Exploring ClickHouse® for Your Analytics?
At Quantrail Data, we help teams run ClickHouse® reliably for real-time analytics – from Kubernetes deployments and migrations to performance tuning in production.
We see these challenges firsthand while supporting demanding analytics workloads. In one recent engagement, a customer achieved near bare-metal performance with ClickHouse® in production – a story we’ve shared here:
Success Story: Quantrail Bare-Metal ClickHouse® Deployment
If you’re evaluating ClickHouse® or trying to get more out of an existing setup, we’re happy to share practical lessons from real-world deployments.
Contact
Conclusion
Building a reliable ClickHouse® cluster requires more than enabling replication.
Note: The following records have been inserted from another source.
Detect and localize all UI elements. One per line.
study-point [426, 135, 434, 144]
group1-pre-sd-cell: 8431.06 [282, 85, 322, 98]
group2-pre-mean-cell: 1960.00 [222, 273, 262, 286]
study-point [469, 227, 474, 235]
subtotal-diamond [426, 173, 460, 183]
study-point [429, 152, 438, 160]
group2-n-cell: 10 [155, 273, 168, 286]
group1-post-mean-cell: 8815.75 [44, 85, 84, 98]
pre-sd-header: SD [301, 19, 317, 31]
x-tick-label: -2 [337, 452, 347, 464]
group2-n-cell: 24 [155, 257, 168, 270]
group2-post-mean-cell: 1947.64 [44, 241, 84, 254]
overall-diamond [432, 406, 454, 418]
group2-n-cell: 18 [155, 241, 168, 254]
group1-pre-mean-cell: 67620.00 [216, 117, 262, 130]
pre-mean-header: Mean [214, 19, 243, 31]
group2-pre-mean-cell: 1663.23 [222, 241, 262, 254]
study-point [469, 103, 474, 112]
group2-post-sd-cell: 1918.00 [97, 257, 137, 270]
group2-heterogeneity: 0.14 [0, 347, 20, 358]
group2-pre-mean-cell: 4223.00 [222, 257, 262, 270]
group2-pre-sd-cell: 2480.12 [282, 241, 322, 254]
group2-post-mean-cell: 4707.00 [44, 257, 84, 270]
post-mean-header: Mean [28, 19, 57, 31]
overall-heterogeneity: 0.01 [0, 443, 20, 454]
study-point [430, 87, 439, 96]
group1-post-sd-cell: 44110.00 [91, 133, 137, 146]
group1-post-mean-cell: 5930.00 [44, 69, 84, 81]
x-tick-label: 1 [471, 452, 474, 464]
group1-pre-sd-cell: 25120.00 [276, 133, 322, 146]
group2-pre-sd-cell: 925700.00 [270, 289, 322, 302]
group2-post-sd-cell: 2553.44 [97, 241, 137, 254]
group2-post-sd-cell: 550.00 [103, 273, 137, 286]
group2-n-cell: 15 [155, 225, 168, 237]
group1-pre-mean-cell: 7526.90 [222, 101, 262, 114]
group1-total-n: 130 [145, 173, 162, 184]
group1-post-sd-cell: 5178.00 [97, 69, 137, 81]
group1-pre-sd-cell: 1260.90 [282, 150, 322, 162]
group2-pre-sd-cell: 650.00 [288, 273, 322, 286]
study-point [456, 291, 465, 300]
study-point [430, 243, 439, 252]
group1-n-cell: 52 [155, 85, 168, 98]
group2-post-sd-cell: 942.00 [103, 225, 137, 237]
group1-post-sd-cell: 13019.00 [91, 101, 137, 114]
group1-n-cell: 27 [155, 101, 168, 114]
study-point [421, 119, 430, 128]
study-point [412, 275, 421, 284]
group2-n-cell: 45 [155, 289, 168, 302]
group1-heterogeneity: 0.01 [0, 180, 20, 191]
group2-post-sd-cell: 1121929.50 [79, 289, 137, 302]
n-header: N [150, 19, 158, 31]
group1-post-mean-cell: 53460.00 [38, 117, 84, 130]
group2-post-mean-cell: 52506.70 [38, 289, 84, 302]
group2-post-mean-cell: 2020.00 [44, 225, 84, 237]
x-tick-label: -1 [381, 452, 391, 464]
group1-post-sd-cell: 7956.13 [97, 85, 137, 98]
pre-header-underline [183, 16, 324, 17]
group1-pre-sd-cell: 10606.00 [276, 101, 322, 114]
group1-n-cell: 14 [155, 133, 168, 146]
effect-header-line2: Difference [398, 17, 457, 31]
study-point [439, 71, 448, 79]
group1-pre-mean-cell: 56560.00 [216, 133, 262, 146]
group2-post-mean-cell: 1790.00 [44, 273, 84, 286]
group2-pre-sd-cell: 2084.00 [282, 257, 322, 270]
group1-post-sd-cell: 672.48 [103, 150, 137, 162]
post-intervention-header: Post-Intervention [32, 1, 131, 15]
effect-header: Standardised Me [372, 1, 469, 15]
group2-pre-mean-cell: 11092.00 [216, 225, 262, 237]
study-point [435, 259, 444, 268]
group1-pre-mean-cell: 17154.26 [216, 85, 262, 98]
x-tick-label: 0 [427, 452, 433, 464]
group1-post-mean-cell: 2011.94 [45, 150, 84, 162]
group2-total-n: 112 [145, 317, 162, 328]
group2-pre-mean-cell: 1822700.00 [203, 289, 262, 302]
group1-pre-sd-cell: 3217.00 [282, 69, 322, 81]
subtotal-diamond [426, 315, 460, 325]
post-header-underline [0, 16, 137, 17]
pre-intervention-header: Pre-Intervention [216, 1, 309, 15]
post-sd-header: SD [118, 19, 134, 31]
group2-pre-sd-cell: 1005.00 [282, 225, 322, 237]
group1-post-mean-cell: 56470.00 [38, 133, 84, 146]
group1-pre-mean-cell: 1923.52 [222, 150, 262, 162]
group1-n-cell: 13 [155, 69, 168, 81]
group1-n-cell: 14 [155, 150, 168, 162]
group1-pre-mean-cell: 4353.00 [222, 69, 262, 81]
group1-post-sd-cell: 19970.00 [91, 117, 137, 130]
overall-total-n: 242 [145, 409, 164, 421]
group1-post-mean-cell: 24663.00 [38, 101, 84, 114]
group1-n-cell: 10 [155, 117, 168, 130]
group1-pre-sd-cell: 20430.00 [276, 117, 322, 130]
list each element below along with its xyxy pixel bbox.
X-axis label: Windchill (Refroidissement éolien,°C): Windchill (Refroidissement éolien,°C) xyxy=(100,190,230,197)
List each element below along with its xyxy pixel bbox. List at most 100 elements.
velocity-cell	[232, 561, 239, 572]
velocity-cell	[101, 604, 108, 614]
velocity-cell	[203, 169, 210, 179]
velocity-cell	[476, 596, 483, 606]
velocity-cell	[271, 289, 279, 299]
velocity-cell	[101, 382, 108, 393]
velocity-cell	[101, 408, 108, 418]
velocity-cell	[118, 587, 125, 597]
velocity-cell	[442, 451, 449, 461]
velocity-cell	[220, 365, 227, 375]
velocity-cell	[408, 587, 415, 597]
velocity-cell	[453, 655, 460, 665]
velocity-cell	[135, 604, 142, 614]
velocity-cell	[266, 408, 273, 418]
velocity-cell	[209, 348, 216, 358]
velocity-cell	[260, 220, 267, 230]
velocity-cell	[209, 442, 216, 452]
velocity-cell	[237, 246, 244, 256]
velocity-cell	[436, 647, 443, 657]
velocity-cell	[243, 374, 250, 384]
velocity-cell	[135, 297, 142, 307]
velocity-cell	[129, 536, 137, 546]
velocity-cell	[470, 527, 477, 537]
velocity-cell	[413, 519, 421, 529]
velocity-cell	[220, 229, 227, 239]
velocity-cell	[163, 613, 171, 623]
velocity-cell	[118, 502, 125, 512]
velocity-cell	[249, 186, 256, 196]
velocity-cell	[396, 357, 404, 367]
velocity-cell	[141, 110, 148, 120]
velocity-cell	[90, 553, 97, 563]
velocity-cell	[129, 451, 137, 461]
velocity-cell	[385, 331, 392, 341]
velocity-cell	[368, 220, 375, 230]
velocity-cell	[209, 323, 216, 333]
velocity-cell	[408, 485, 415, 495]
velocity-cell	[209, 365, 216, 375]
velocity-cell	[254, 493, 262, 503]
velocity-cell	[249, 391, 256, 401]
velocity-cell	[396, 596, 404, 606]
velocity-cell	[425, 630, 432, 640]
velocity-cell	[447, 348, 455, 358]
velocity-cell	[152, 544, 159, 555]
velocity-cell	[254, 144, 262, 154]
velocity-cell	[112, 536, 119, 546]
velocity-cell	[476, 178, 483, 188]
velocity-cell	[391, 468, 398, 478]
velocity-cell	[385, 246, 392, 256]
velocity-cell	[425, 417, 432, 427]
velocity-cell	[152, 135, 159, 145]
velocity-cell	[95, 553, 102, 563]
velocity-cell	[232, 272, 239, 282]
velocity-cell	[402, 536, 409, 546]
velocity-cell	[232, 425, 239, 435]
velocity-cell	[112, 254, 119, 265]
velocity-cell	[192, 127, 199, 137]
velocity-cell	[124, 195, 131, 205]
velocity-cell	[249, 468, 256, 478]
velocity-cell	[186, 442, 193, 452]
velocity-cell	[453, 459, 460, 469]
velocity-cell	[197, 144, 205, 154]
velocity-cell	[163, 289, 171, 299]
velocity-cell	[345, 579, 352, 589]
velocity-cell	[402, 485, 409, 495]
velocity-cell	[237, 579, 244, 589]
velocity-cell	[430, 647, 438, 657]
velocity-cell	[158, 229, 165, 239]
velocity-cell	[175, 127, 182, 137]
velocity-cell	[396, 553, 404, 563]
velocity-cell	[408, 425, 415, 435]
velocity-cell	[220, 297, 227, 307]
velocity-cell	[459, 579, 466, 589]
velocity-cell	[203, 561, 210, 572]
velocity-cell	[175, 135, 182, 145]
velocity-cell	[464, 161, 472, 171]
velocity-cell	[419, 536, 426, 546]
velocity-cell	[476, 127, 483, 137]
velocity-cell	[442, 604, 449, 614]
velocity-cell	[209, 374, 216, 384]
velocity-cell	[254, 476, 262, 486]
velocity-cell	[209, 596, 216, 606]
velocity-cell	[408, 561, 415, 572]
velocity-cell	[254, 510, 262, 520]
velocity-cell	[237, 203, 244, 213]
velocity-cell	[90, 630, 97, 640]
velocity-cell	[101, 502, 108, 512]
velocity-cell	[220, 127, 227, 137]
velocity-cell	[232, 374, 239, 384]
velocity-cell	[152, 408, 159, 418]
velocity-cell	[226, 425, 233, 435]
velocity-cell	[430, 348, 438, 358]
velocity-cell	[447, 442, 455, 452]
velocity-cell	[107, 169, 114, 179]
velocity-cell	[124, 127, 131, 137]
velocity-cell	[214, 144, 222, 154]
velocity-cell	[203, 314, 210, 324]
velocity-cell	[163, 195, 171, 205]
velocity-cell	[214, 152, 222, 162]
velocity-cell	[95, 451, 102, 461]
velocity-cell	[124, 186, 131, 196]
A production-ready deployment combines:
- Keeper quorum for coordination
- ReplicatedMergeTree for replication
- Distributed tables for cluster-wide querying
- Distributed DDL for schema consistency
ClickHouse Keeper simplifies cluster operations by providing ZooKeeper-compatible coordination directly within ClickHouse®. When combined with proper shard, replica, and monitoring strategies, it provides the foundation for a highly available analytical database platform.